The Biology That Limits Any Height Supplement
Height growth happens at the growth plates, strips of cartilage near the ends of long bones. These plates gradually harden and close during puberty. In girls, complete fusion of key growth plates can occur as early as age 12 and is finished by 16. In boys, closure starts around 14 and is complete by 19. Once your growth plates have fused, no supplement, nutrient, or herb can increase your height. The bone simply has no mechanism left to lengthen.
This means any height supplement has a hard biological deadline. If your child’s growth plates have already closed, the product cannot work regardless of what it contains. Even during the window when growth plates are still open, height is primarily determined by genetics, overall nutrition, sleep quality, and hormonal health. A supplement can only contribute if it’s correcting a genuine nutritional deficiency that was holding back growth.

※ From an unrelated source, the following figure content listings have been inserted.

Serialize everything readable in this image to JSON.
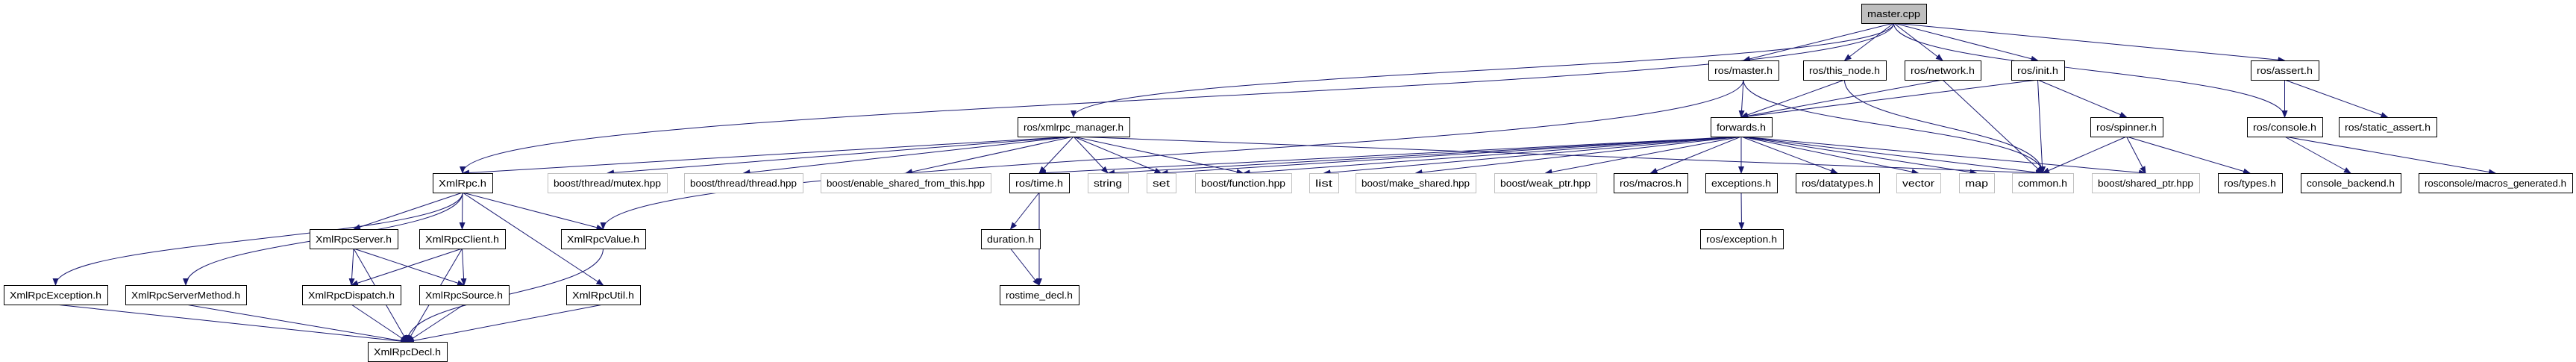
{
  "graph": {
    "title": "master.cpp",
    "nodes": [
      {
        "id": "master_cpp",
        "label": "master.cpp",
        "root": true
      },
      {
        "id": "ros_master",
        "label": "ros/master.h"
      },
      {
        "id": "ros_this_node",
        "label": "ros/this_node.h"
      },
      {
        "id": "ros_network",
        "label": "ros/network.h"
      },
      {
        "id": "ros_init",
        "label": "ros/init.h"
      },
      {
        "id": "ros_assert",
        "label": "ros/assert.h"
      },
      {
        "id": "xmlrpc_manager",
        "label": "ros/xmlrpc_manager.h"
      },
      {
        "id": "forwards",
        "label": "forwards.h"
      },
      {
        "id": "ros_spinner",
        "label": "ros/spinner.h"
      },
      {
        "id": "ros_console",
        "label": "ros/console.h"
      },
      {
        "id": "ros_static_assert",
        "label": "ros/static_assert.h"
      },
      {
        "id": "xmlrpc_h",
        "label": "XmlRpc.h"
      },
      {
        "id": "b_mutex",
        "label": "boost/thread/mutex.hpp",
        "external": true
      },
      {
        "id": "b_thread",
        "label": "boost/thread/thread.hpp",
        "external": true
      },
      {
        "id": "b_esft",
        "label": "boost/enable_shared_from_this.hpp",
        "external": true
      },
      {
        "id": "ros_time",
        "label": "ros/time.h"
      },
      {
        "id": "string",
        "label": "string",
        "external": true
      },
      {
        "id": "set",
        "label": "set",
        "external": true
      },
      {
        "id": "b_function",
        "label": "boost/function.hpp",
        "external": true
      },
      {
        "id": "list",
        "label": "list",
        "external": true
      },
      {
        "id": "b_make_shared",
        "label": "boost/make_shared.hpp",
        "external": true
      },
      {
        "id": "b_weak_ptr",
        "label": "boost/weak_ptr.hpp",
        "external": true
      },
      {
        "id": "ros_macros",
        "label": "ros/macros.h"
      },
      {
        "id": "exceptions",
        "label": "exceptions.h"
      },
      {
        "id": "ros_datatypes",
        "label": "ros/datatypes.h"
      },
      {
        "id": "vector",
        "label": "vector",
        "external": true
      },
      {
        "id": "map",
        "label": "map",
        "external": true
      },
      {
        "id": "common",
        "label": "common.h",
        "external": true
      },
      {
        "id": "b_shared_ptr",
        "label": "boost/shared_ptr.hpp",
        "external": true
      },
      {
        "id": "ros_types",
        "label": "ros/types.h"
      },
      {
        "id": "console_backend",
        "label": "console_backend.h"
      },
      {
        "id": "macros_generated",
        "label": "rosconsole/macros_generated.h"
      },
      {
        "id": "xr_server",
        "label": "XmlRpcServer.h"
      },
      {
        "id": "xr_client",
        "label": "XmlRpcClient.h"
      },
      {
        "id": "xr_value",
        "label": "XmlRpcValue.h"
      },
      {
        "id": "duration",
        "label": "duration.h"
      },
      {
        "id": "ros_exception",
        "label": "ros/exception.h"
      },
      {
        "id": "xr_exception",
        "label": "XmlRpcException.h"
      },
      {
        "id": "xr_servermethod",
        "label": "XmlRpcServerMethod.h"
      },
      {
        "id": "xr_dispatch",
        "label": "XmlRpcDispatch.h"
      },
      {
        "id": "xr_source",
        "label": "XmlRpcSource.h"
      },
      {
        "id": "xr_util",
        "label": "XmlRpcUtil.h"
      },
      {
        "id": "rostime_decl",
        "label": "rostime_decl.h"
      },
      {
        "id": "xr_decl",
        "label": "XmlRpcDecl.h"
      }
    ],
    "edges": [
      [
        "master_cpp",
        "ros_master"
      ],
      [
        "master_cpp",
        "ros_this_node"
      ],
      [
        "master_cpp",
        "ros_network"
      ],
      [
        "master_cpp",
        "ros_init"
      ],
      [
        "master_cpp",
        "ros_assert"
      ],
      [
        "master_cpp",
        "ros_console"
      ],
      [
        "master_cpp",
        "xmlrpc_manager"
      ],
      [
        "master_cpp",
        "xmlrpc_h"
      ],
      [
        "ros_master",
        "forwards"
      ],
      [
        "ros_master",
        "xr_value"
      ],
      [
        "ros_master",
        "common"
      ],
      [
        "ros_this_node",
        "forwards"
      ],
      [
        "ros_this_node",
        "common"
      ],
      [
        "ros_network",
        "forwards"
      ],
      [
        "ros_network",
        "common"
      ],
      [
        "ros_init",
        "forwards"
      ],
      [
        "ros_init",
        "common"
      ],
      [
        "ros_init",
        "ros_spinner"
      ],
      [
        "ros_assert",
        "ros_console"
      ],
      [
        "ros_assert",
        "ros_static_assert"
      ],
      [
        "xmlrpc_manager",
        "xmlrpc_h"
      ],
      [
        "xmlrpc_manager",
        "b_mutex"
      ],
      [
        "xmlrpc_manager",
        "b_thread"
      ],
      [
        "xmlrpc_manager",
        "b_esft"
      ],
      [
        "xmlrpc_manager",
        "ros_time"
      ],
      [
        "xmlrpc_manager",
        "string"
      ],
      [
        "xmlrpc_manager",
        "set"
      ],
      [
        "xmlrpc_manager",
        "b_function"
      ],
      [
        "xmlrpc_manager",
        "common"
      ],
      [
        "forwards",
        "string"
      ],
      [
        "forwards",
        "set"
      ],
      [
        "forwards",
        "list"
      ],
      [
        "forwards",
        "b_function"
      ],
      [
        "forwards",
        "ros_time"
      ],
      [
        "forwards",
        "b_make_shared"
      ],
      [
        "forwards",
        "b_weak_ptr"
      ],
      [
        "forwards",
        "ros_macros"
      ],
      [
        "forwards",
        "exceptions"
      ],
      [
        "forwards",
        "ros_datatypes"
      ],
      [
        "forwards",
        "vector"
      ],
      [
        "forwards",
        "map"
      ],
      [
        "forwards",
        "common"
      ],
      [
        "forwards",
        "b_shared_ptr"
      ],
      [
        "ros_spinner",
        "common"
      ],
      [
        "ros_spinner",
        "b_shared_ptr"
      ],
      [
        "ros_spinner",
        "ros_types"
      ],
      [
        "ros_console",
        "console_backend"
      ],
      [
        "ros_console",
        "macros_generated"
      ],
      [
        "exceptions",
        "ros_exception"
      ],
      [
        "ros_time",
        "duration"
      ],
      [
        "ros_time",
        "rostime_decl"
      ],
      [
        "duration",
        "rostime_decl"
      ],
      [
        "xmlrpc_h",
        "xr_exception"
      ],
      [
        "xmlrpc_h",
        "xr_servermethod"
      ],
      [
        "xmlrpc_h",
        "xr_server"
      ],
      [
        "xmlrpc_h",
        "xr_client"
      ],
      [
        "xmlrpc_h",
        "xr_value"
      ],
      [
        "xmlrpc_h",
        "xr_util"
      ],
      [
        "xr_server",
        "xr_dispatch"
      ],
      [
        "xr_server",
        "xr_source"
      ],
      [
        "xr_server",
        "xr_decl"
      ],
      [
        "xr_client",
        "xr_dispatch"
      ],
      [
        "xr_client",
        "xr_source"
      ],
      [
        "xr_client",
        "xr_decl"
      ],
      [
        "xr_value",
        "xr_decl"
      ],
      [
        "xr_exception",
        "xr_decl"
      ],
      [
        "xr_servermethod",
        "xr_decl"
      ],
      [
        "xr_dispatch",
        "xr_decl"
      ],
      [
        "xr_source",
        "xr_decl"
      ],
      [
        "xr_util",
        "xr_decl"
      ]
    ]
  },
  "colors": {
    "edge": "#191970",
    "root_fill": "#bfbfbf",
    "external_border": "#bfbfbf"
  }
}
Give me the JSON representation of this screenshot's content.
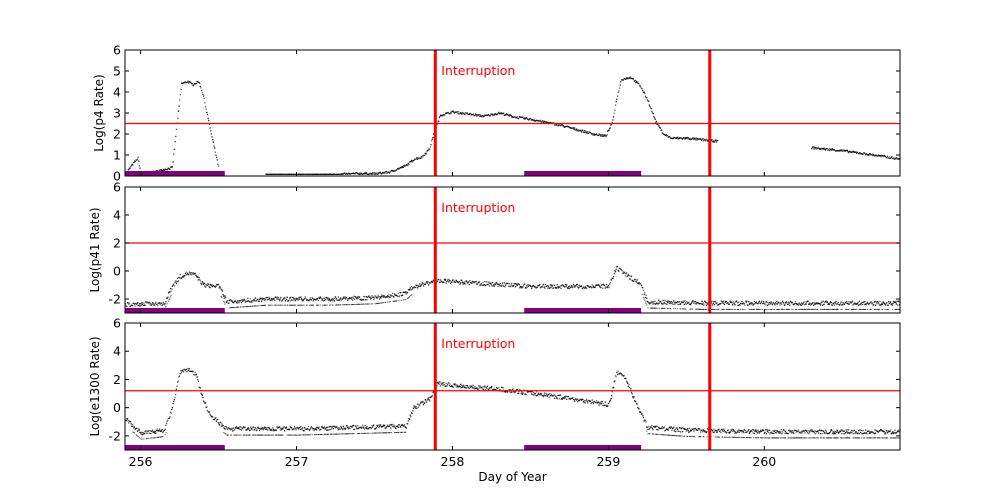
{
  "chart_data": [
    {
      "type": "scatter",
      "ylabel": "Log(p4 Rate)",
      "xlim": [
        255.9,
        260.87
      ],
      "ylim": [
        0,
        6
      ],
      "yticks": [
        "0",
        "1",
        "2",
        "3",
        "4",
        "5",
        "6"
      ],
      "threshold": 2.5,
      "annotation": "Interruption",
      "points": [
        [
          255.9,
          0.1
        ],
        [
          255.95,
          0.6
        ],
        [
          255.98,
          0.85
        ],
        [
          256.0,
          0.05
        ],
        [
          256.2,
          0.4
        ],
        [
          256.23,
          2.5
        ],
        [
          256.26,
          4.4
        ],
        [
          256.3,
          4.5
        ],
        [
          256.33,
          4.35
        ],
        [
          256.37,
          4.5
        ],
        [
          256.4,
          3.8
        ],
        [
          256.45,
          2.0
        ],
        [
          256.5,
          0.3
        ],
        [
          256.8,
          0.05
        ],
        [
          257.0,
          0.02
        ],
        [
          257.2,
          0.05
        ],
        [
          257.4,
          0.12
        ],
        [
          257.5,
          0.1
        ],
        [
          257.6,
          0.2
        ],
        [
          257.7,
          0.5
        ],
        [
          257.75,
          0.8
        ],
        [
          257.8,
          0.9
        ],
        [
          257.85,
          1.3
        ],
        [
          257.88,
          2.1
        ],
        [
          257.92,
          2.9
        ],
        [
          258.0,
          3.05
        ],
        [
          258.1,
          2.95
        ],
        [
          258.2,
          2.85
        ],
        [
          258.3,
          3.0
        ],
        [
          258.4,
          2.8
        ],
        [
          258.5,
          2.7
        ],
        [
          258.6,
          2.55
        ],
        [
          258.7,
          2.4
        ],
        [
          258.8,
          2.2
        ],
        [
          258.9,
          2.0
        ],
        [
          258.98,
          1.9
        ],
        [
          259.02,
          2.5
        ],
        [
          259.05,
          3.7
        ],
        [
          259.08,
          4.6
        ],
        [
          259.14,
          4.7
        ],
        [
          259.2,
          4.3
        ],
        [
          259.25,
          3.6
        ],
        [
          259.3,
          2.6
        ],
        [
          259.35,
          2.0
        ],
        [
          259.4,
          1.8
        ],
        [
          259.5,
          1.8
        ],
        [
          259.7,
          1.65
        ],
        [
          260.0,
          1.5
        ],
        [
          260.3,
          1.35
        ],
        [
          260.5,
          1.2
        ],
        [
          260.7,
          1.0
        ],
        [
          260.87,
          0.8
        ]
      ]
    },
    {
      "type": "scatter",
      "ylabel": "Log(p41 Rate)",
      "xlim": [
        255.9,
        260.87
      ],
      "ylim": [
        -3,
        6
      ],
      "yticks": [
        "-2",
        "0",
        "2",
        "4",
        "6"
      ],
      "threshold": 2,
      "annotation": "Interruption",
      "points": [
        [
          255.9,
          -2.4
        ],
        [
          256.15,
          -2.3
        ],
        [
          256.2,
          -1.1
        ],
        [
          256.25,
          -0.4
        ],
        [
          256.3,
          -0.15
        ],
        [
          256.35,
          -0.3
        ],
        [
          256.4,
          -1.0
        ],
        [
          256.5,
          -1.1
        ],
        [
          256.55,
          -2.2
        ],
        [
          256.8,
          -2.0
        ],
        [
          257.2,
          -2.0
        ],
        [
          257.5,
          -1.9
        ],
        [
          257.7,
          -1.6
        ],
        [
          257.75,
          -1.1
        ],
        [
          257.9,
          -0.7
        ],
        [
          258.2,
          -0.9
        ],
        [
          258.5,
          -1.1
        ],
        [
          259.0,
          -1.1
        ],
        [
          259.05,
          0.2
        ],
        [
          259.1,
          -0.2
        ],
        [
          259.2,
          -0.9
        ],
        [
          259.25,
          -2.2
        ],
        [
          259.6,
          -2.3
        ],
        [
          260.2,
          -2.3
        ],
        [
          260.87,
          -2.3
        ]
      ]
    },
    {
      "type": "scatter",
      "xlabel": "Day of Year",
      "ylabel": "Log(e1300 Rate)",
      "xlim": [
        255.9,
        260.87
      ],
      "ylim": [
        -3,
        6
      ],
      "yticks": [
        "-2",
        "0",
        "2",
        "4",
        "6"
      ],
      "xticks": [
        "256",
        "257",
        "258",
        "259",
        "260"
      ],
      "threshold": 1.2,
      "annotation": "Interruption",
      "points": [
        [
          255.9,
          -0.8
        ],
        [
          256.0,
          -1.8
        ],
        [
          256.15,
          -1.6
        ],
        [
          256.2,
          0.0
        ],
        [
          256.25,
          2.5
        ],
        [
          256.3,
          2.7
        ],
        [
          256.35,
          2.4
        ],
        [
          256.4,
          0.5
        ],
        [
          256.45,
          -0.6
        ],
        [
          256.55,
          -1.5
        ],
        [
          257.0,
          -1.5
        ],
        [
          257.7,
          -1.3
        ],
        [
          257.75,
          0.0
        ],
        [
          257.85,
          0.6
        ],
        [
          257.9,
          1.7
        ],
        [
          258.0,
          1.6
        ],
        [
          258.3,
          1.3
        ],
        [
          258.6,
          0.9
        ],
        [
          258.9,
          0.4
        ],
        [
          259.0,
          0.2
        ],
        [
          259.05,
          2.5
        ],
        [
          259.1,
          2.2
        ],
        [
          259.2,
          -0.3
        ],
        [
          259.25,
          -1.4
        ],
        [
          259.5,
          -1.6
        ],
        [
          260.0,
          -1.7
        ],
        [
          260.87,
          -1.7
        ]
      ]
    }
  ],
  "interruptions": [
    257.89,
    259.65
  ],
  "shaded_intervals": [
    [
      255.9,
      256.54
    ],
    [
      258.46,
      259.21
    ]
  ],
  "colors": {
    "points": "#000000",
    "lines": "#ff0000",
    "bars": "#800080"
  }
}
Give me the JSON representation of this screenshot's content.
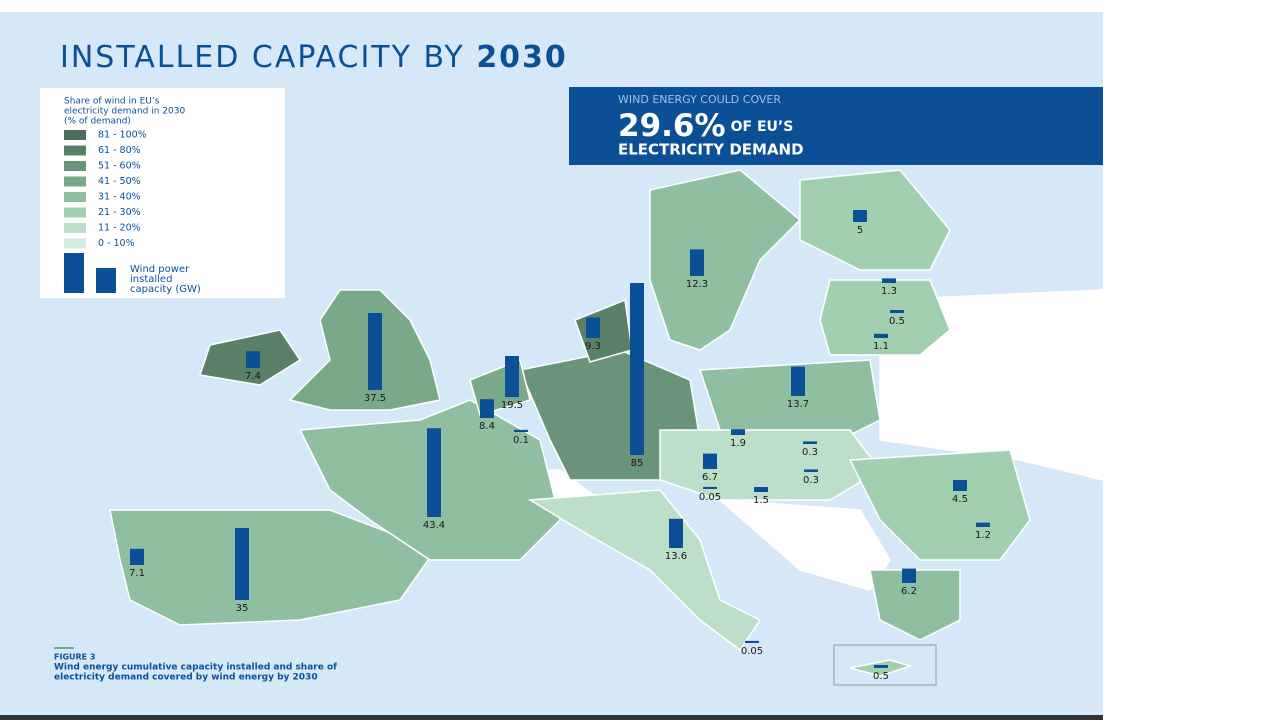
{
  "title": {
    "text": "INSTALLED CAPACITY BY",
    "year": "2030"
  },
  "callout": {
    "line1": "WIND ENERGY COULD COVER",
    "value": "29.6%",
    "rest": "OF EU’S",
    "line3": "ELECTRICITY DEMAND"
  },
  "legend": {
    "title": [
      "Share of wind in EU’s",
      "electricity demand in 2030",
      "(% of demand)"
    ],
    "items": [
      "81 - 100%",
      "61 - 80%",
      "51 - 60%",
      "41 - 50%",
      "31 - 40%",
      "21 - 30%",
      "11 - 20%",
      "0 - 10%"
    ],
    "colors": [
      "#4d6e5a",
      "#5a8068",
      "#6a9479",
      "#7aa98a",
      "#8fbfa0",
      "#a3cfb1",
      "#bddec8",
      "#d5ebdf"
    ],
    "bar_label": [
      "Wind power",
      "installed",
      "capacity (GW)"
    ]
  },
  "capacities": [
    7.4,
    37.5,
    19.5,
    8.4,
    0.1,
    9.3,
    85,
    12.3,
    5,
    1.3,
    0.5,
    1.1,
    13.7,
    1.9,
    0.3,
    0.3,
    6.7,
    0.05,
    1.5,
    4.5,
    1.2,
    6.2,
    13.6,
    43.4,
    35,
    7.1,
    0.05,
    0.5
  ],
  "bar_color": "#0b5096",
  "figure": {
    "label": "FIGURE 3",
    "caption": [
      "Wind energy cumulative capacity installed and share of",
      "electricity demand covered by wind energy by 2030"
    ]
  }
}
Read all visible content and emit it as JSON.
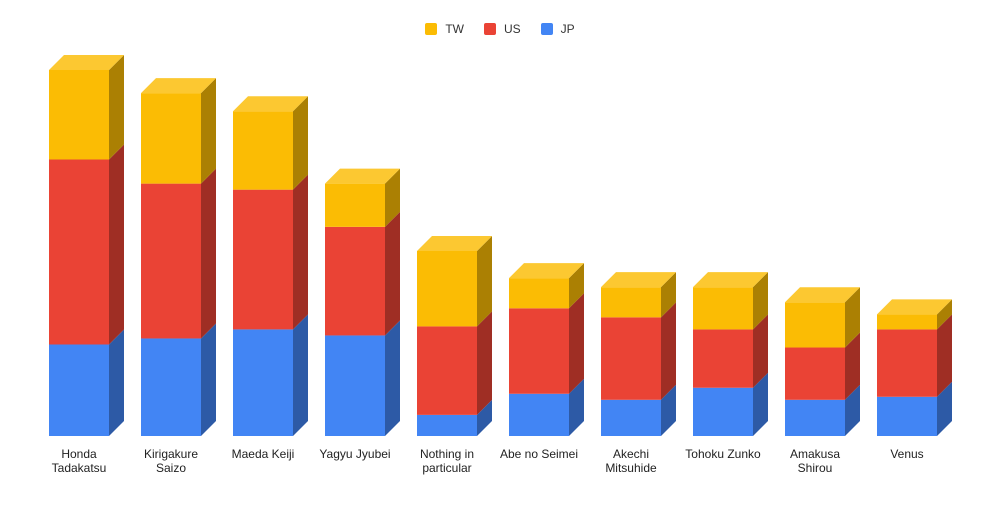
{
  "chart_data": {
    "type": "bar",
    "stacked": true,
    "three_d": true,
    "legend_position": "top",
    "grid": false,
    "categories": [
      "Honda Tadakatsu",
      "Kirigakure Saizo",
      "Maeda Keiji",
      "Yagyu Jyubei",
      "Nothing in particular",
      "Abe no Seimei",
      "Akechi Mitsuhide",
      "Tohoku Zunko",
      "Amakusa Shirou",
      "Venus"
    ],
    "series": [
      {
        "name": "JP",
        "color": "#4285f4",
        "values": [
          91,
          97,
          106,
          100,
          21,
          42,
          36,
          48,
          36,
          39
        ]
      },
      {
        "name": "US",
        "color": "#ea4335",
        "values": [
          184,
          154,
          139,
          108,
          88,
          85,
          82,
          58,
          52,
          67
        ]
      },
      {
        "name": "TW",
        "color": "#fbbc04",
        "values": [
          89,
          90,
          78,
          43,
          75,
          30,
          30,
          42,
          45,
          15
        ]
      }
    ],
    "legend_order": [
      "TW",
      "US",
      "JP"
    ],
    "ylim": [
      0,
      364
    ]
  }
}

What NuBest Claims About Timeline and Results
The company recommends using NuBest Tall 10+ for at least six months alongside healthy nutrition, regular exercise, and sleep before 11 PM. Their timeline breaks down like this: the first 30 days are described as an absorption phase, months two through four are when bone strength supposedly improves, and noticeable growth results are expected after six or more months. They also note that if there’s no change in height after six months, you should consult a doctor.
This timeline creates a tricky situation for parents trying to evaluate the product. Children and teens who are still growing will naturally gain height over any six-month period. A child who grows an inch during that time might attribute it to the supplement, when the same growth would have happened without it. Without a controlled comparison, where some children take the supplement and others take a placebo, there’s no way to separate the supplement’s effect from normal growth.
Side Effects and Safety Considerations
NuBest Tall appears to be generally safe for most children when taken as directed. The most commonly reported issue is mild stomach discomfort, which tends to happen when capsules are taken on an empty stomach. The company recommends taking them after meals to avoid this.
The bigger concern isn’t acute side effects but rather what the supplement doesn’t disclose. Proprietary blends hide the individual ingredient amounts, so you can’t verify whether any single herb is present at a meaningful or potentially problematic dose. If your child has allergies, sensitivities, or takes other medications, the lack of transparency makes it harder to assess interactions. The product also contains bovine collagen, which is relevant for families avoiding animal products or with specific allergies.
Is It Worth the Money?
NuBest Tall is a legitimate product in the sense that it’s a real supplement sold by an established company with identifiable ingredients. It’s not a scam in the way that a completely fake product would be. But “legitimate product” and “product that delivers on its promises” are two different things.
The core nutrients (calcium, vitamin D3, vitamin K2) are available in any basic children’s multivitamin or through diet. The herbal blend is present at doses too small to confidently expect the effects seen in animal research. No independent human study has confirmed that this product increases height. And the biological reality of growth plate closure means the window for any supplement to matter is narrow and finite.
For a child who eats a reasonably balanced diet, the supplement is unlikely to provide anything they aren’t already getting. For a child with a genuine nutritional deficiency affecting growth, a pediatrician can identify the specific gap and recommend targeted supplementation at therapeutic doses, which would be more effective and more transparent than a proprietary blend.